Source: britannica.com
9. Marie de France – The Mysterious Poet Who Revolutionized Literature

Marie de France
Marie de France wrote 12 narrative poems called ‘Lais‘ around 1170, becoming the first woman poet whose name survived from medieval France. Her works introduced Breton folklore to aristocratic audiences, transforming oral Celtic legends into sophisticated French verse that influenced Chaucer and later writers. She signed her work boldly—’Marie ai nun, si sui de France’—yet her true identity remains unknown, with theories ranging from royal abbess to noble daughter. Her ‘Fables’ collection of 103 poems, translated from English into French, predated La Fontaine’s famous versions by 500 years and demonstrated that women could master multiple literary forms.
Source: britannica.com
10. Trotula of Salerno – The Physician Whose Work Was Stolen for Centuries

Trotula of Salerno
Trotula practiced medicine at the Salerno Medical School around 1050 CE, writing revolutionary texts on women’s health that remained standard references for 600 years. Her ‘Trotula Major‘ described obstetric techniques including pain relief during childbirth—heretical at a time when Church doctrine held that women should suffer for Eve’s sin. She documented 60 gynecological conditions and treatments, advocating for women’s medical education at a time when most universities banned female students.
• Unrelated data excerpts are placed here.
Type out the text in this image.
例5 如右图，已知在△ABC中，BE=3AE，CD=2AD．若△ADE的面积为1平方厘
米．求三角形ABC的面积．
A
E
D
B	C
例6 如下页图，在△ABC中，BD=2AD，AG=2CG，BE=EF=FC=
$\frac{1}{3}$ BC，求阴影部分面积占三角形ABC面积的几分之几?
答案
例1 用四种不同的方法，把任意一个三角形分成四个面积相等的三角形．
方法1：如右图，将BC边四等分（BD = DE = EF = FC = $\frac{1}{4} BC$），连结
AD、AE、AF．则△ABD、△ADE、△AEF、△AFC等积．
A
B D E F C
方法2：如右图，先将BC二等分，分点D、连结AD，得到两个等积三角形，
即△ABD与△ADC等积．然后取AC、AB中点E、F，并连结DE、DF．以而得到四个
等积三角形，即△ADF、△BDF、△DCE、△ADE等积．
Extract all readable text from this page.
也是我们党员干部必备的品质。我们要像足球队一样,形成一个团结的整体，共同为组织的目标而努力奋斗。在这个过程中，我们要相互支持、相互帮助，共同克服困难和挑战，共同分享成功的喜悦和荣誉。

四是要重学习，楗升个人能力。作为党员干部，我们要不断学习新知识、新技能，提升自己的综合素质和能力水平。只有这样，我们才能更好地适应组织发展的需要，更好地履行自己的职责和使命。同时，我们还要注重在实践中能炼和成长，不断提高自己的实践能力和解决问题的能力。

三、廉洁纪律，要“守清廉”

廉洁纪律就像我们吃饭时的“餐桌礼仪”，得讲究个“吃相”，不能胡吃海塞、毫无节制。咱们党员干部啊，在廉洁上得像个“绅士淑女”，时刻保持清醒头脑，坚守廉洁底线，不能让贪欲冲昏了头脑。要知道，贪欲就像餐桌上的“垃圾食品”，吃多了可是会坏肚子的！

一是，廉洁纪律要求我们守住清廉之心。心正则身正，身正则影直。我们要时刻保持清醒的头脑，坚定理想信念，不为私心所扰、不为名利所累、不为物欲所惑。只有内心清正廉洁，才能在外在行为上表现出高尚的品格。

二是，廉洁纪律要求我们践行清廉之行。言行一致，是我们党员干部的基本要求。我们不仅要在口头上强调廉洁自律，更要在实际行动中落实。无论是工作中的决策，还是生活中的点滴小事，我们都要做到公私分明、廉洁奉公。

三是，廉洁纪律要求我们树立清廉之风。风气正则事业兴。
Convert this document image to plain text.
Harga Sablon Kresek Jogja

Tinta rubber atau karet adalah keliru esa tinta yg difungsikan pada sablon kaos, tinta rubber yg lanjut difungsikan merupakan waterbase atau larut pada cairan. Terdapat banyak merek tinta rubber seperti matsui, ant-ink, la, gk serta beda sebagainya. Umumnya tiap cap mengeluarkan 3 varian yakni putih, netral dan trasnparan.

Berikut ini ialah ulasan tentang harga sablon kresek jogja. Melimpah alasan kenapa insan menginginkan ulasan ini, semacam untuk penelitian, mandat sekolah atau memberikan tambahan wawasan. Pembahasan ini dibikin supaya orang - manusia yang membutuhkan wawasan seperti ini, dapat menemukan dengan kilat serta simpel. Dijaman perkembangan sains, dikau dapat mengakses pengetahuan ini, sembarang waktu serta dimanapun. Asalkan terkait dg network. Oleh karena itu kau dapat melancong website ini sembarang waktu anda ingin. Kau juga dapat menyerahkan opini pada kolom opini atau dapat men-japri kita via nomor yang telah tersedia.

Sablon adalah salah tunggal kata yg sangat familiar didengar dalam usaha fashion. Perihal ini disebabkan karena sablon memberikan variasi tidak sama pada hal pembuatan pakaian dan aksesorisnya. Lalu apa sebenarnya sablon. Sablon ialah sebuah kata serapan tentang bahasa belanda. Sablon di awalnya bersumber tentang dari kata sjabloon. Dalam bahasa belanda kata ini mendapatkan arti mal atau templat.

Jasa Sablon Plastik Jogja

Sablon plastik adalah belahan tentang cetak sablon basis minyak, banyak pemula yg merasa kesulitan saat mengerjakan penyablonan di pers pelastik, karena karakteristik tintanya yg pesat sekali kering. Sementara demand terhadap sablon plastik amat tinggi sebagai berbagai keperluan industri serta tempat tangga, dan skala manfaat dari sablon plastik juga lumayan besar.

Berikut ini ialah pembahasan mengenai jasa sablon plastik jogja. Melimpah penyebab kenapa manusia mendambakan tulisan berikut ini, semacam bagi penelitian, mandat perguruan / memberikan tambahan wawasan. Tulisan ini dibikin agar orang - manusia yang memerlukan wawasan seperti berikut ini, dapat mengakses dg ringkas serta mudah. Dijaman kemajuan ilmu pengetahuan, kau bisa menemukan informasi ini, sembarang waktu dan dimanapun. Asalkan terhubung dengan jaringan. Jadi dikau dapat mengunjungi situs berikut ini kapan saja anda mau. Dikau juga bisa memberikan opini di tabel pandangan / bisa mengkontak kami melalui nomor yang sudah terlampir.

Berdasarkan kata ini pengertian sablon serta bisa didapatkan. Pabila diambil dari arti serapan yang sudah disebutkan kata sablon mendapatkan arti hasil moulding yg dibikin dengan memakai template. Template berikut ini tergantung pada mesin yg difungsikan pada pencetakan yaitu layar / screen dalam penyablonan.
Male physicians later claimed authorship of her work, changing ‘Trotula’ to ‘Trottus’ to credit a fictional male doctor, yet modern manuscript analysis confirmed a woman wrote these groundbreaking medical texts that saved countless lives.
Source: britannica.com
Did You Know?
Trotula’s medical texts were so advanced that male scholars refused to believe a woman wrote them, literally changing her name in manuscripts to claim male authorship. Christine de Pizan supported her family through writing 300 years before any other European woman could claim that profession. Most striking: Empress Theodora’s legal reforms protecting women in the sixth century wouldn’t be matched in some European countries until the twentieth century—a 1,400-year gap that reframes how we view ‘progress’ through history.